TPR hails 'quicker and tougher' approach to trustees
The Pensions Regulator (TPR) has hailed what it called a “clearer, quicker and tougher approach” for encouraging more trustees to “do the right thing” sooner.
TPR’s latest Compliance and Enforcement quarterly bulletin showed how discussions and interventions from case teams had led to trustees tightening up their procedures, to the benefit of their members.
The more proactive approach led to 91% of defined contribution (DC) schemes submitting their scheme returns on time in 2017 – an increase from 81% a year earlier.
Overall, more than 99% of the total membership of DC schemes is in schemes that submitted returns on time.
The compliance section of the bulletin also revealed that the decision to move to swifter enforcement action against trustees that submit late recovery plans – and make them aware of the penalties they could receive – had led to a cut in the delay.
TPR says it “actively pursues late scheme returns and fines trustees who fail to submit this information to us.”
Nicola Parish, TPR’s executive director of frontline regulation, said: “This report shows how our clearer, quicker and tougher approach is having a positive impact.
“We’re engaging earlier with schemes and trustees to get them to do the right thing, on time, to give the greatest benefit to members.
“We’re being clearer with trustees about what they have to do, and moving quickly to take action if they don’t do it.
“Failing to meet these basic legal duties is unacceptable and while it’s encouraging that more trustees are doing the right thing, a minority of trustees still have to be prodded into action.
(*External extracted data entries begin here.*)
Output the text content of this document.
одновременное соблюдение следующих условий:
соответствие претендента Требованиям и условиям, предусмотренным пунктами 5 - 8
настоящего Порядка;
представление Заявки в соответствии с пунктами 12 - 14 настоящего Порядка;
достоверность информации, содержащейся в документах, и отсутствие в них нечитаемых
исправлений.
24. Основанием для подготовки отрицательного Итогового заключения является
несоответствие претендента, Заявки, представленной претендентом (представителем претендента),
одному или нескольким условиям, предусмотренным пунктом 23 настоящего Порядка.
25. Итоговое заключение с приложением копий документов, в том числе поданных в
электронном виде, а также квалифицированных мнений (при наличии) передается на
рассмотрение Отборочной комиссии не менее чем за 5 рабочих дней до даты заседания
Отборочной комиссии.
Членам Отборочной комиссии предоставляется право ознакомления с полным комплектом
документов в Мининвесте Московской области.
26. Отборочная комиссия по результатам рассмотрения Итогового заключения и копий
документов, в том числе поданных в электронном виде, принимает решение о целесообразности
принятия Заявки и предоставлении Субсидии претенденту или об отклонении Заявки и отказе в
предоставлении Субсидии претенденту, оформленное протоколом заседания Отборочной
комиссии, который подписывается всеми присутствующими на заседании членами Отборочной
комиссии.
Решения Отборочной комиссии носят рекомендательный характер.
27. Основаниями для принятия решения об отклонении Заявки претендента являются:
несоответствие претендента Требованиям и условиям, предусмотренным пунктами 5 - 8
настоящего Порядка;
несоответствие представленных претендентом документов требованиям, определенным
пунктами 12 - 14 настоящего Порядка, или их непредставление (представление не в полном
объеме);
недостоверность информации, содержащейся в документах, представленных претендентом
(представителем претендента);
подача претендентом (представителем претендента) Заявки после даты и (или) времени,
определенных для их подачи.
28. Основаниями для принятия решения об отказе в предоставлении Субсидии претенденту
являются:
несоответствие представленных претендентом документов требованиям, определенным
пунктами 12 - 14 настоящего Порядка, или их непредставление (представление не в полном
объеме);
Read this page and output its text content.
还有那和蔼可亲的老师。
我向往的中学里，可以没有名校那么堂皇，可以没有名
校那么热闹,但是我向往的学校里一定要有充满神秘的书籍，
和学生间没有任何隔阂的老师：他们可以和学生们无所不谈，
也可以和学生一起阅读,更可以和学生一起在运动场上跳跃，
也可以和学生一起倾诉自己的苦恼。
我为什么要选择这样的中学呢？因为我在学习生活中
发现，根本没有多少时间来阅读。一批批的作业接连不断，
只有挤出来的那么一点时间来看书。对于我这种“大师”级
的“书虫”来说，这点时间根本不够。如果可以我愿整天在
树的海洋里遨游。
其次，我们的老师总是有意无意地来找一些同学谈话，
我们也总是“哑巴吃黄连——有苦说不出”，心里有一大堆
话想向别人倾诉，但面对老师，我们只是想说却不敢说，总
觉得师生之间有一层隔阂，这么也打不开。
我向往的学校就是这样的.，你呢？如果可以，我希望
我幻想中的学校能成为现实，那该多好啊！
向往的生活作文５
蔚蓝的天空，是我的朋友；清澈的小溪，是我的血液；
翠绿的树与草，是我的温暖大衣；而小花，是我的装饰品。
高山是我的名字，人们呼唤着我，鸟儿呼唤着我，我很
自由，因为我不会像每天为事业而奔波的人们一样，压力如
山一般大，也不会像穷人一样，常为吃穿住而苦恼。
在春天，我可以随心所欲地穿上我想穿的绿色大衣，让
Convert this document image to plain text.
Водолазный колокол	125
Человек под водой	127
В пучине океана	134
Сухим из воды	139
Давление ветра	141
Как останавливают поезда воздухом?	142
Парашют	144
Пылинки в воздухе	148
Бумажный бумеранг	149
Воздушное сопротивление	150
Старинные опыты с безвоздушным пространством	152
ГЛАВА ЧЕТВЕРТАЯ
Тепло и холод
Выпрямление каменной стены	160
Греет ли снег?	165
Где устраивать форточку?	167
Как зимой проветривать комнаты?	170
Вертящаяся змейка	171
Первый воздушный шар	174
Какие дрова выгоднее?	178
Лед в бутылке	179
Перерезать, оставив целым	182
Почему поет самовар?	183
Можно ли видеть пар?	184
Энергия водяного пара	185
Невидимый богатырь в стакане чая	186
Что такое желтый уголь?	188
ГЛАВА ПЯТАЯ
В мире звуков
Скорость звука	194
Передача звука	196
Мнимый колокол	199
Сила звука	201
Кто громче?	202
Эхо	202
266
“The message is clear: if we tell you to do something, do it before we fine you.”
The bulletin’s section on automatic enrolment included a case study of a major employer that had failed to pay more than £700,000 of pension contributions after miscalculating the amounts that were due for more than a year.
The employer blamed the error on staff being very busy when it alerted TPR and said that it would be willing to pay the roughly £350,000 shortfall of employer contributions, as well as an additional amount to compensate for the loss of potential investment gains.
However TPR did not accept either the explanation or the proposal and ordered the employer to pay the full £700,000 of employer and employee contributions.